The statement said Macron urged a return to peace, "and also communicated to his counterpart his concern about the civilian population in Gaza".
Gaza's health minister said 119 Palestinians had been killed, including 31 children, while more than 830 have been wounded.
The toll on the Israeli side is much lower at eight dead, including a six-year-old boy and a soldier.
The protest ban has caused a split among French politicians, with Macron's centre-right party and the right-wing opposition supporting the move, but leftists calling it an unacceptable attack on freedom of expression.
Paris mayor Anne Hidalgo, a Socialist, said the government had made a "wise" decision.
Interior Minister Gerald Darmanin on Thursday told police chiefs elsewhere in France to keep a close eye on planned demonstration and also ban them if necessary, and to bolster police protection of the Jewish community in France.
Many social media users slammed a tweet in which Darmanin discussed his request to the Parisian police.
One wrote: "What do you call a country where the government systematically prohibits protests that displease it?
Darmanin told reporters Friday that protests had also been banned in Marseille in southern France, and Strasbourg in the east.

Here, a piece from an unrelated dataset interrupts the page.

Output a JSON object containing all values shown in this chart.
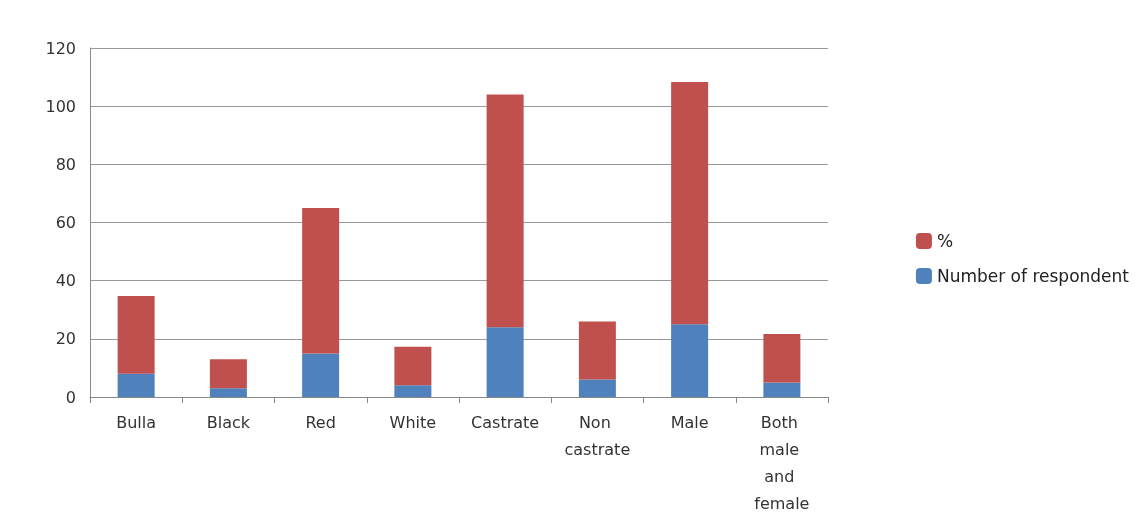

However, police headquarters for the Marseille region told AFP that the protest could still go ahead, but would have to be stationary.
Police in Lyon and Bordeaux told AFP that there were not restrictions on the rallies.
More Jews live in France than anywhere else in Europe. Worldwide, only Israel and the United States have bigger Jewish populations.
The escalating situation in Palestine-Israel was sparked by Israeli abuses in occupied East Jerusalem: aggression at Al-Aqsa Mosque and the long-running attempt to expel families in the Sheikh Jarrah neighbourhood from their homes in favour of Jewish settlers.